Intercomparison of Deep Convection over the Tibetan Plateau–Asian Monsoon Region and Subtropical North America in Boreal Summer Using CloudSat/CALIPSO Data

Abstract

Abstract Deep convection in the Tibetan Plateau–southern Asian monsoon region (TP–SAMR) is analyzed using CloudSat and Cloud–Aerosol Lidar and Infrared Pathfinder Satellite Observations (CALIPSO) data for the boreal summer season (June–August) from 2006 to 2009. Three subregions are defined—the TP, the southern slope of the plateau (PSS), and the SAMR—and deep convection properties (such as occurrence frequency, internal vertical structure, system size, and local environment) are compared among these subregions. To cast them in a broader context, four additional regions that bear some similarity to the TP–SAMR are also discussed: East Asia (EA), tropical northwestern Pacific (NWP), and western and eastern North America (WNA and ENA, respectively). The principal findings are as follows: 1) Compared to the other two subregions of the TP–SAMR, deep convection over the TP is shallower, less frequent, and embedded in smaller-size convection systems, but the cloud tops are more densely packed. These characteristics of deep convection over the TP are closely related to the unique local environment, namely, a significantly lower level of neutral buoyancy (LNB) and much drier atmosphere. 2) In a broader context in which all seven regions are brought together, deep convection in the two tropical regions (NWP and SAMR; mostly over ocean) is similar in many regards. A similar conclusion can be drawn among the four subtropical continental regions (TP, EA, WNA, and ENA). However, tropical oceanic and subtropical land regions present some significant contrasts: deep convection in the latter region occurs less frequently, has lower cloud tops but comparable or slightly higher tops of large radar echo (e.g., 0 and 10 dBZ), and is embedded in smaller systems. The cloud tops of the subtropical land regions are generally more densely packed.
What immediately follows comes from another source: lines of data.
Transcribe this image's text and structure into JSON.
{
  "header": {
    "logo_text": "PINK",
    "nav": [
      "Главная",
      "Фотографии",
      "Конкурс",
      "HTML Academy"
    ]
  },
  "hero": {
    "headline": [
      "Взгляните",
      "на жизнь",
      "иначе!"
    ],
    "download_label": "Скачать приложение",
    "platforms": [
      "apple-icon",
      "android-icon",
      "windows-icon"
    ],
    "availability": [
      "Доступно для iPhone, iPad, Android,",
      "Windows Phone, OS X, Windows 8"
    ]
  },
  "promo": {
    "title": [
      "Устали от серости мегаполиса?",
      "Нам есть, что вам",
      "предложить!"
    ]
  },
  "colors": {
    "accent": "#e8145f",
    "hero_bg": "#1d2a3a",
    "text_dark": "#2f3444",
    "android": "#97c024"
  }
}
Hence, the difference between the TP and SAMR is more of a general contrast between subtropical land regions and tropical oceanic regions during the boreal summer. 3) Deep convection over the PSS possesses some uniqueness of its own because of the distinctive terrain (slopes) and moist low-level monsoon flow. 4) Results from a comparison between the daytime (1:30 p.m.) and nighttime (1:30 a.m.) overpasses are largely consistent with researchers’ general understanding of the diurnal variation of tropical and subtropical deep convection.